Selesaikan Akar Masalah
Sementara itu, guru besar Universitas Indonesia di bidang manajemen yang memiliki perhatian terhadap isu sosial kemasyarakatan mengatakan perlu ada aksi nyata dari pemerintah untuk memastikan keamanan dan ketertiban kembali berjalan. Menurut Rhenald tindakan cepat dan tepat perlu dilakukan untuk meredam kemarahan masyarakat.
Rhenald mengatakan aksi unjuk rasa yang terjadi dalam beberapa hari terakhir merupakan akumulasi dari kemarahan masyarakat atas berbagai kebijakan dan sikap pemerintah baik di eksekutif dan legislatif. Ia mencontohkan adanya kenaikan pajak di beberapa daerah, dan munculnya pernyataan kontroversial dari legislatif yang tidak menunjukkan empati terhadap masyarakat.
Di sisi lain himpitan ekonomi masyarakat meluas yang ditandai dengan meningkatnya pengangguran, Ada pula persoalan kelangkaan dan naiknya harga beras di pasar.
Ia juga menyoroti kebijakan instan yang diambil pemerintah untuk menyelesaikan masalah seperti pembekuan rekening masyarakat demi alasan pemberantasan judi online.

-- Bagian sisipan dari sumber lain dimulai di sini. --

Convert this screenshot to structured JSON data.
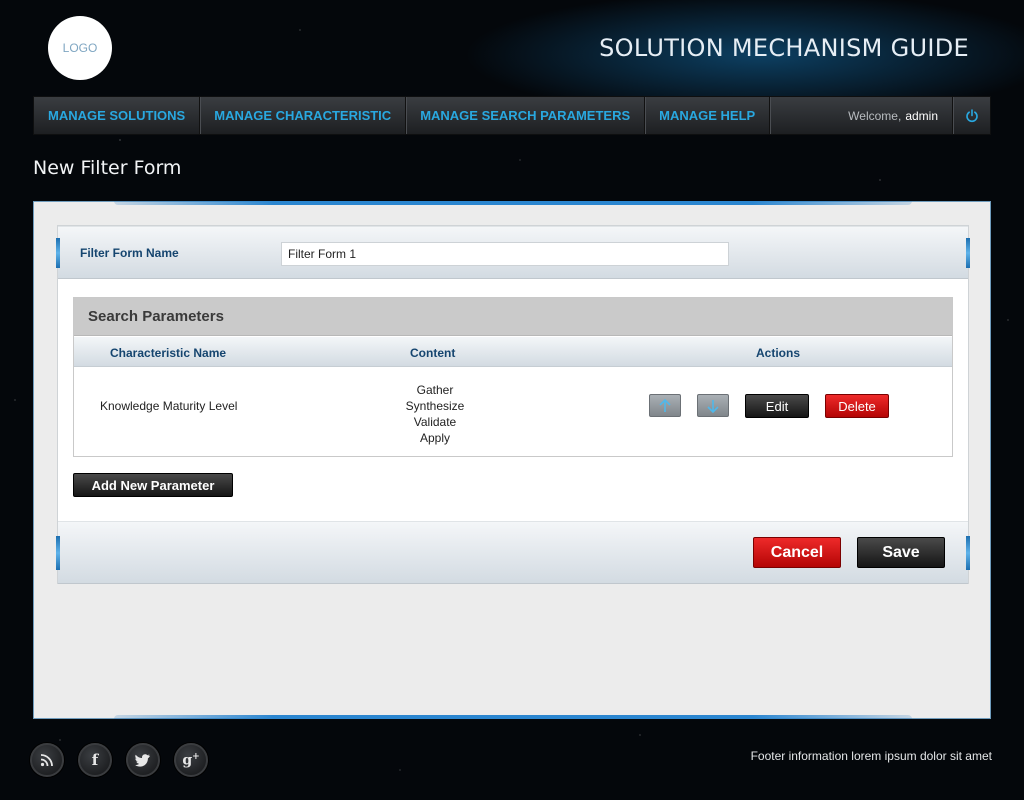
{
  "header": {
    "logo_text": "LOGO",
    "site_title": "SOLUTION MECHANISM GUIDE"
  },
  "nav": {
    "items": [
      {
        "label": "MANAGE SOLUTIONS"
      },
      {
        "label": "MANAGE CHARACTERISTIC"
      },
      {
        "label": "MANAGE SEARCH PARAMETERS"
      },
      {
        "label": "MANAGE HELP"
      }
    ],
    "welcome_prefix": "Welcome,",
    "username": "admin",
    "power_icon": "power-icon"
  },
  "page": {
    "title": "New Filter Form"
  },
  "form": {
    "name_label": "Filter Form Name",
    "name_value": "Filter Form 1",
    "search_params": {
      "title": "Search Parameters",
      "columns": [
        "Characteristic Name",
        "Content",
        "Actions"
      ],
      "rows": [
        {
          "characteristic": "Knowledge Maturity Level",
          "content": [
            "Gather",
            "Synthesize",
            "Validate",
            "Apply"
          ],
          "actions": {
            "up_icon": "arrow-up-icon",
            "down_icon": "arrow-down-icon",
            "edit_label": "Edit",
            "delete_label": "Delete"
          }
        }
      ]
    },
    "add_param_label": "Add New Parameter",
    "cancel_label": "Cancel",
    "save_label": "Save"
  },
  "footer": {
    "social_icons": [
      "rss-icon",
      "facebook-icon",
      "twitter-icon",
      "google-plus-icon"
    ],
    "text": "Footer information lorem ipsum dolor sit amet"
  },
  "colors": {
    "nav_link": "#29a8e0",
    "label_blue": "#15456f",
    "delete_red": "#d90f0f",
    "accent_blue": "#2b86d0"
  }
}
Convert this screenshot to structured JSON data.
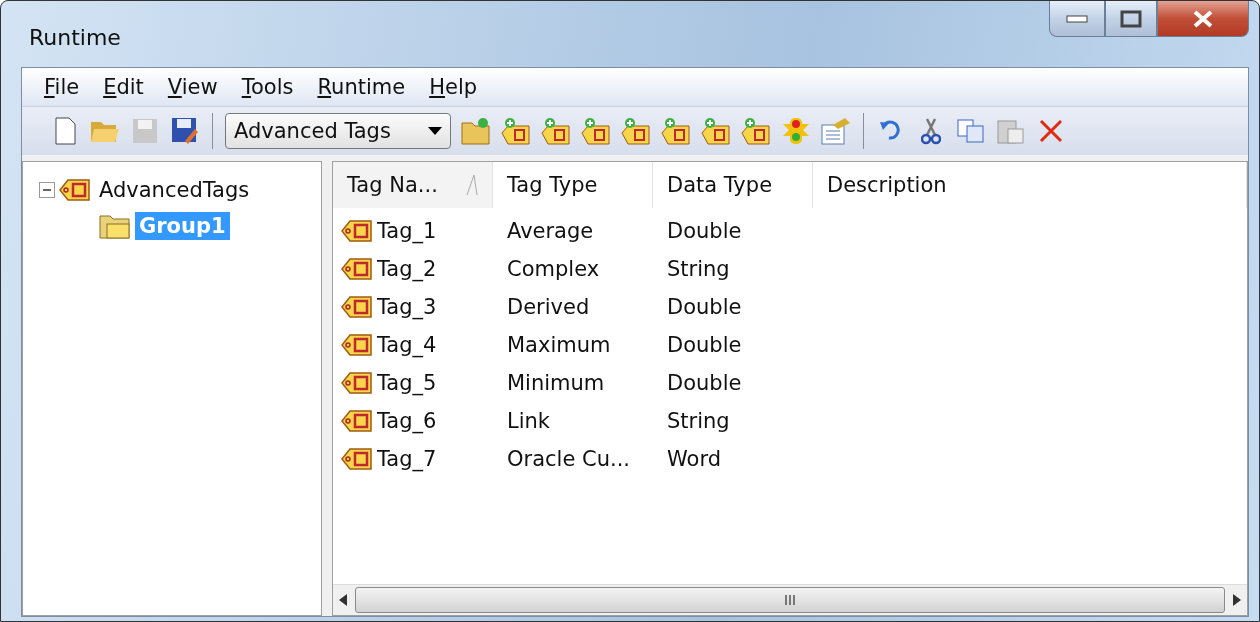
{
  "window": {
    "title": "Runtime"
  },
  "menu": [
    "File",
    "Edit",
    "View",
    "Tools",
    "Runtime",
    "Help"
  ],
  "toolbar": {
    "selector": {
      "value": "Advanced Tags"
    }
  },
  "tree": {
    "items": [
      {
        "label": "AdvancedTags",
        "expanded": true,
        "selected": false,
        "children": [
          {
            "label": "Group1",
            "selected": true
          }
        ]
      }
    ]
  },
  "table": {
    "columns": [
      "Tag Na...",
      "Tag Type",
      "Data Type",
      "Description"
    ],
    "rows": [
      {
        "cells": [
          "Tag_1",
          "Average",
          "Double",
          ""
        ]
      },
      {
        "cells": [
          "Tag_2",
          "Complex",
          "String",
          ""
        ]
      },
      {
        "cells": [
          "Tag_3",
          "Derived",
          "Double",
          ""
        ]
      },
      {
        "cells": [
          "Tag_4",
          "Maximum",
          "Double",
          ""
        ]
      },
      {
        "cells": [
          "Tag_5",
          "Minimum",
          "Double",
          ""
        ]
      },
      {
        "cells": [
          "Tag_6",
          "Link",
          "String",
          ""
        ]
      },
      {
        "cells": [
          "Tag_7",
          "Oracle Cu...",
          "Word",
          ""
        ]
      }
    ]
  }
}
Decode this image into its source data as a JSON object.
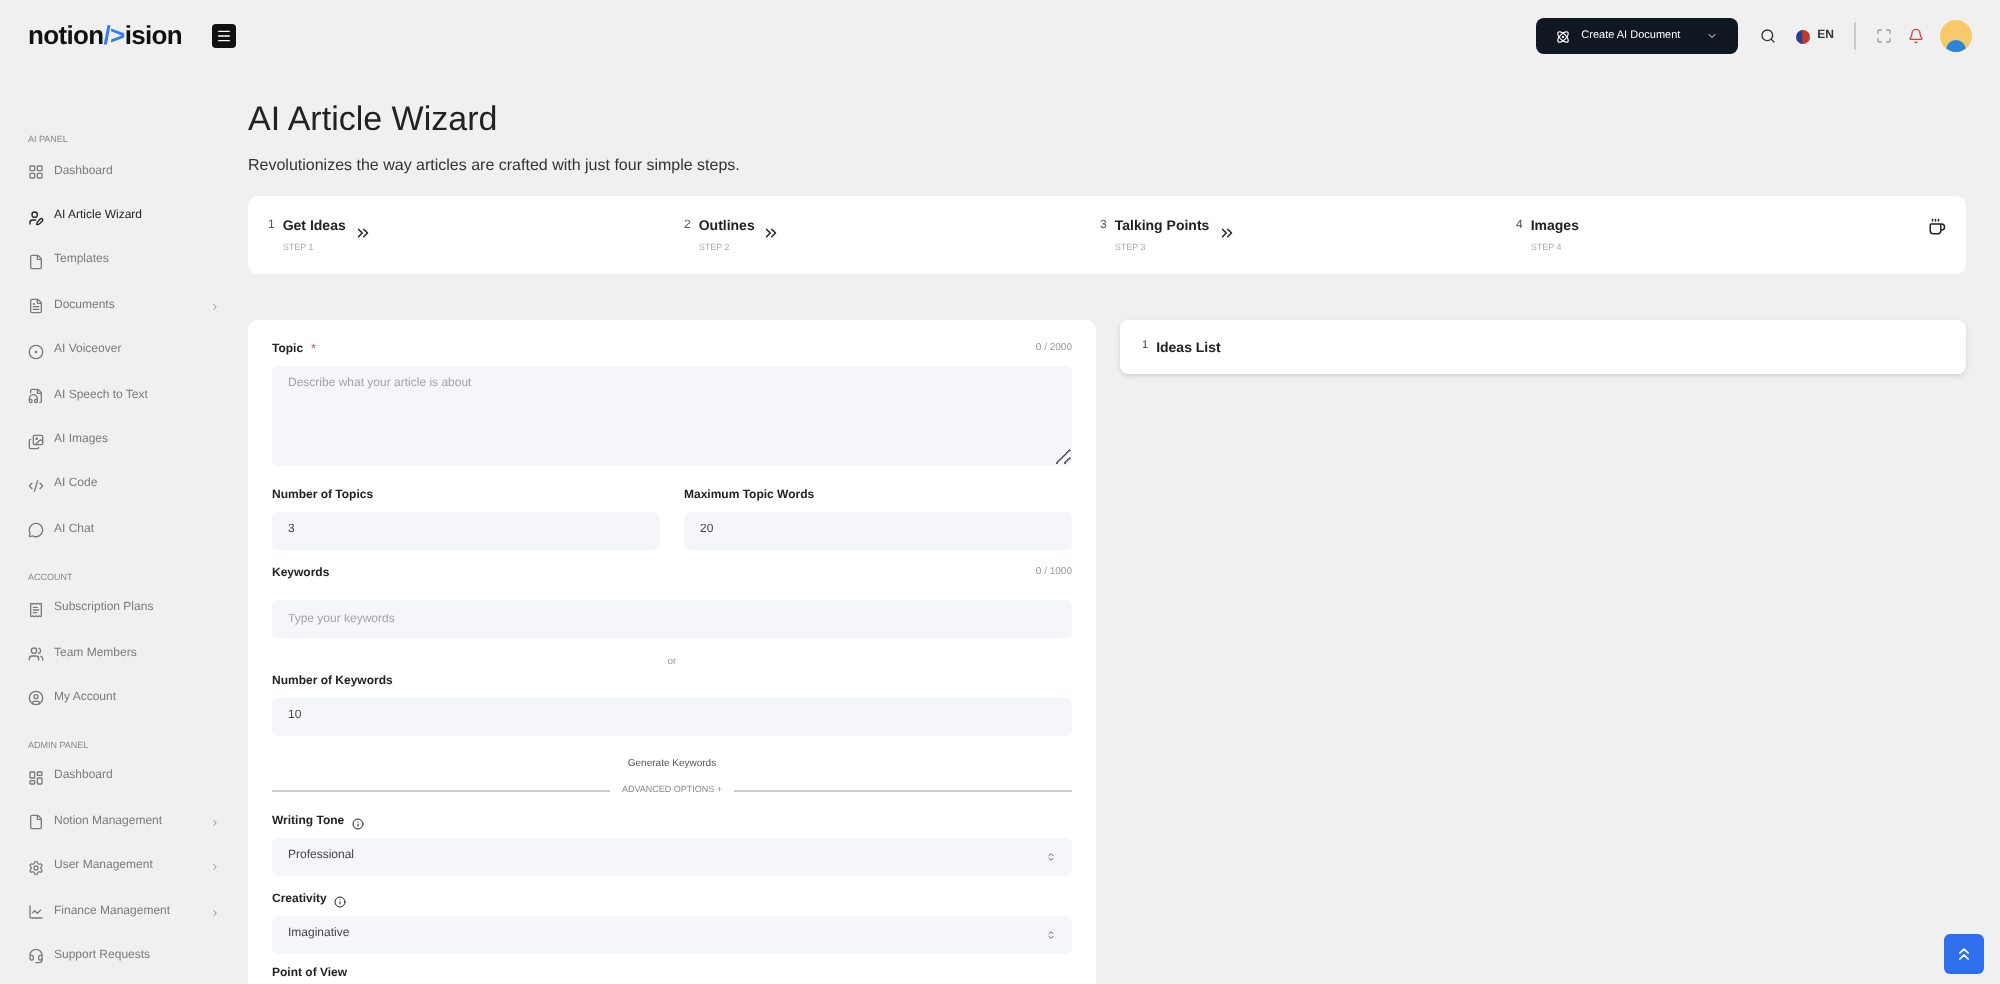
{
  "header": {
    "logo_parts": [
      "notion",
      "/>",
      "ision"
    ],
    "create_button": "Create AI Document",
    "language": "EN"
  },
  "sidebar": {
    "sections": [
      {
        "heading": "AI PANEL",
        "items": [
          {
            "label": "Dashboard",
            "selected": false,
            "has_submenu": false
          },
          {
            "label": "AI Article Wizard",
            "selected": true,
            "has_submenu": false
          },
          {
            "label": "Templates",
            "selected": false,
            "has_submenu": false
          },
          {
            "label": "Documents",
            "selected": false,
            "has_submenu": true
          },
          {
            "label": "AI Voiceover",
            "selected": false,
            "has_submenu": false
          },
          {
            "label": "AI Speech to Text",
            "selected": false,
            "has_submenu": false
          },
          {
            "label": "AI Images",
            "selected": false,
            "has_submenu": false
          },
          {
            "label": "AI Code",
            "selected": false,
            "has_submenu": false
          },
          {
            "label": "AI Chat",
            "selected": false,
            "has_submenu": false
          }
        ]
      },
      {
        "heading": "ACCOUNT",
        "items": [
          {
            "label": "Subscription Plans",
            "selected": false,
            "has_submenu": false
          },
          {
            "label": "Team Members",
            "selected": false,
            "has_submenu": false
          },
          {
            "label": "My Account",
            "selected": false,
            "has_submenu": false
          }
        ]
      },
      {
        "heading": "ADMIN PANEL",
        "items": [
          {
            "label": "Dashboard",
            "selected": false,
            "has_submenu": false
          },
          {
            "label": "Notion Management",
            "selected": false,
            "has_submenu": true
          },
          {
            "label": "User Management",
            "selected": false,
            "has_submenu": true
          },
          {
            "label": "Finance Management",
            "selected": false,
            "has_submenu": true
          },
          {
            "label": "Support Requests",
            "selected": false,
            "has_submenu": false
          }
        ]
      }
    ]
  },
  "page": {
    "title": "AI Article Wizard",
    "subtitle": "Revolutionizes the way articles are crafted with just four simple steps."
  },
  "steps": [
    {
      "number": "1",
      "title": "Get Ideas",
      "subtitle": "STEP 1"
    },
    {
      "number": "2",
      "title": "Outlines",
      "subtitle": "STEP 2"
    },
    {
      "number": "3",
      "title": "Talking Points",
      "subtitle": "STEP 3"
    },
    {
      "number": "4",
      "title": "Images",
      "subtitle": "STEP 4"
    }
  ],
  "form": {
    "topic": {
      "label": "Topic",
      "required_mark": "*",
      "counter": "0 / 2000",
      "placeholder": "Describe what your article is about"
    },
    "number_of_topics": {
      "label": "Number of Topics",
      "value": "3"
    },
    "maximum_topic_words": {
      "label": "Maximum Topic Words",
      "value": "20"
    },
    "keywords": {
      "label": "Keywords",
      "counter": "0 / 1000",
      "placeholder": "Type your keywords"
    },
    "or_text": "or",
    "number_of_keywords": {
      "label": "Number of Keywords",
      "value": "10"
    },
    "generate_link": "Generate Keywords",
    "advanced_toggle": "ADVANCED OPTIONS +",
    "selects": [
      {
        "label": "Writing Tone",
        "value": "Professional"
      },
      {
        "label": "Creativity",
        "value": "Imaginative"
      }
    ],
    "next_label": "Point of View"
  },
  "ideas_card": {
    "number": "1",
    "title": "Ideas List"
  }
}
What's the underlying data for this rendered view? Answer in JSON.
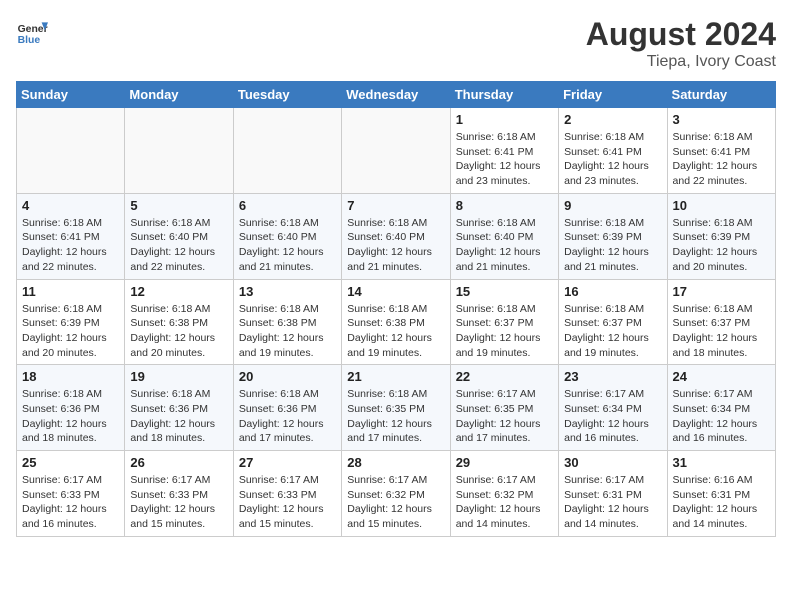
{
  "header": {
    "logo_line1": "General",
    "logo_line2": "Blue",
    "month_year": "August 2024",
    "location": "Tiepa, Ivory Coast"
  },
  "days_of_week": [
    "Sunday",
    "Monday",
    "Tuesday",
    "Wednesday",
    "Thursday",
    "Friday",
    "Saturday"
  ],
  "weeks": [
    [
      {
        "day": "",
        "empty": true
      },
      {
        "day": "",
        "empty": true
      },
      {
        "day": "",
        "empty": true
      },
      {
        "day": "",
        "empty": true
      },
      {
        "day": "1",
        "sunrise": "6:18 AM",
        "sunset": "6:41 PM",
        "daylight": "12 hours and 23 minutes."
      },
      {
        "day": "2",
        "sunrise": "6:18 AM",
        "sunset": "6:41 PM",
        "daylight": "12 hours and 23 minutes."
      },
      {
        "day": "3",
        "sunrise": "6:18 AM",
        "sunset": "6:41 PM",
        "daylight": "12 hours and 22 minutes."
      }
    ],
    [
      {
        "day": "4",
        "sunrise": "6:18 AM",
        "sunset": "6:41 PM",
        "daylight": "12 hours and 22 minutes."
      },
      {
        "day": "5",
        "sunrise": "6:18 AM",
        "sunset": "6:40 PM",
        "daylight": "12 hours and 22 minutes."
      },
      {
        "day": "6",
        "sunrise": "6:18 AM",
        "sunset": "6:40 PM",
        "daylight": "12 hours and 21 minutes."
      },
      {
        "day": "7",
        "sunrise": "6:18 AM",
        "sunset": "6:40 PM",
        "daylight": "12 hours and 21 minutes."
      },
      {
        "day": "8",
        "sunrise": "6:18 AM",
        "sunset": "6:40 PM",
        "daylight": "12 hours and 21 minutes."
      },
      {
        "day": "9",
        "sunrise": "6:18 AM",
        "sunset": "6:39 PM",
        "daylight": "12 hours and 21 minutes."
      },
      {
        "day": "10",
        "sunrise": "6:18 AM",
        "sunset": "6:39 PM",
        "daylight": "12 hours and 20 minutes."
      }
    ],
    [
      {
        "day": "11",
        "sunrise": "6:18 AM",
        "sunset": "6:39 PM",
        "daylight": "12 hours and 20 minutes."
      },
      {
        "day": "12",
        "sunrise": "6:18 AM",
        "sunset": "6:38 PM",
        "daylight": "12 hours and 20 minutes."
      },
      {
        "day": "13",
        "sunrise": "6:18 AM",
        "sunset": "6:38 PM",
        "daylight": "12 hours and 19 minutes."
      },
      {
        "day": "14",
        "sunrise": "6:18 AM",
        "sunset": "6:38 PM",
        "daylight": "12 hours and 19 minutes."
      },
      {
        "day": "15",
        "sunrise": "6:18 AM",
        "sunset": "6:37 PM",
        "daylight": "12 hours and 19 minutes."
      },
      {
        "day": "16",
        "sunrise": "6:18 AM",
        "sunset": "6:37 PM",
        "daylight": "12 hours and 19 minutes."
      },
      {
        "day": "17",
        "sunrise": "6:18 AM",
        "sunset": "6:37 PM",
        "daylight": "12 hours and 18 minutes."
      }
    ],
    [
      {
        "day": "18",
        "sunrise": "6:18 AM",
        "sunset": "6:36 PM",
        "daylight": "12 hours and 18 minutes."
      },
      {
        "day": "19",
        "sunrise": "6:18 AM",
        "sunset": "6:36 PM",
        "daylight": "12 hours and 18 minutes."
      },
      {
        "day": "20",
        "sunrise": "6:18 AM",
        "sunset": "6:36 PM",
        "daylight": "12 hours and 17 minutes."
      },
      {
        "day": "21",
        "sunrise": "6:18 AM",
        "sunset": "6:35 PM",
        "daylight": "12 hours and 17 minutes."
      },
      {
        "day": "22",
        "sunrise": "6:17 AM",
        "sunset": "6:35 PM",
        "daylight": "12 hours and 17 minutes."
      },
      {
        "day": "23",
        "sunrise": "6:17 AM",
        "sunset": "6:34 PM",
        "daylight": "12 hours and 16 minutes."
      },
      {
        "day": "24",
        "sunrise": "6:17 AM",
        "sunset": "6:34 PM",
        "daylight": "12 hours and 16 minutes."
      }
    ],
    [
      {
        "day": "25",
        "sunrise": "6:17 AM",
        "sunset": "6:33 PM",
        "daylight": "12 hours and 16 minutes."
      },
      {
        "day": "26",
        "sunrise": "6:17 AM",
        "sunset": "6:33 PM",
        "daylight": "12 hours and 15 minutes."
      },
      {
        "day": "27",
        "sunrise": "6:17 AM",
        "sunset": "6:33 PM",
        "daylight": "12 hours and 15 minutes."
      },
      {
        "day": "28",
        "sunrise": "6:17 AM",
        "sunset": "6:32 PM",
        "daylight": "12 hours and 15 minutes."
      },
      {
        "day": "29",
        "sunrise": "6:17 AM",
        "sunset": "6:32 PM",
        "daylight": "12 hours and 14 minutes."
      },
      {
        "day": "30",
        "sunrise": "6:17 AM",
        "sunset": "6:31 PM",
        "daylight": "12 hours and 14 minutes."
      },
      {
        "day": "31",
        "sunrise": "6:16 AM",
        "sunset": "6:31 PM",
        "daylight": "12 hours and 14 minutes."
      }
    ]
  ],
  "labels": {
    "sunrise": "Sunrise:",
    "sunset": "Sunset:",
    "daylight": "Daylight:"
  }
}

Rhenald pun meminta pemerintah dan legislatif melakukan evaluasi dan tidak hanya fokus memadamkan aksi unjuk rasa.
“Kenapa tidak diselesaikan persoalan di akar, tidak bisa hanya dengan permintaan maaf. ada kesenjangan para elit politik dan masyarakatnya.Kalau persoalan tidak diselesaikan di akar maka akan terjadi eskalasi masalah,” ujar Rhenald seperti dikutip Minggu (31/8).
Untuk bisa mengembalikan situasi ketertiban dan keamanan, ia meminta penegak hukum bisa menjalankan tugas dengan lebih baik dan berpijak pada kepentingan masyarakat luas. Selain itu ia mendesak adanya pertanggungjawaban dari pemerintah atas situasi yang berkembang.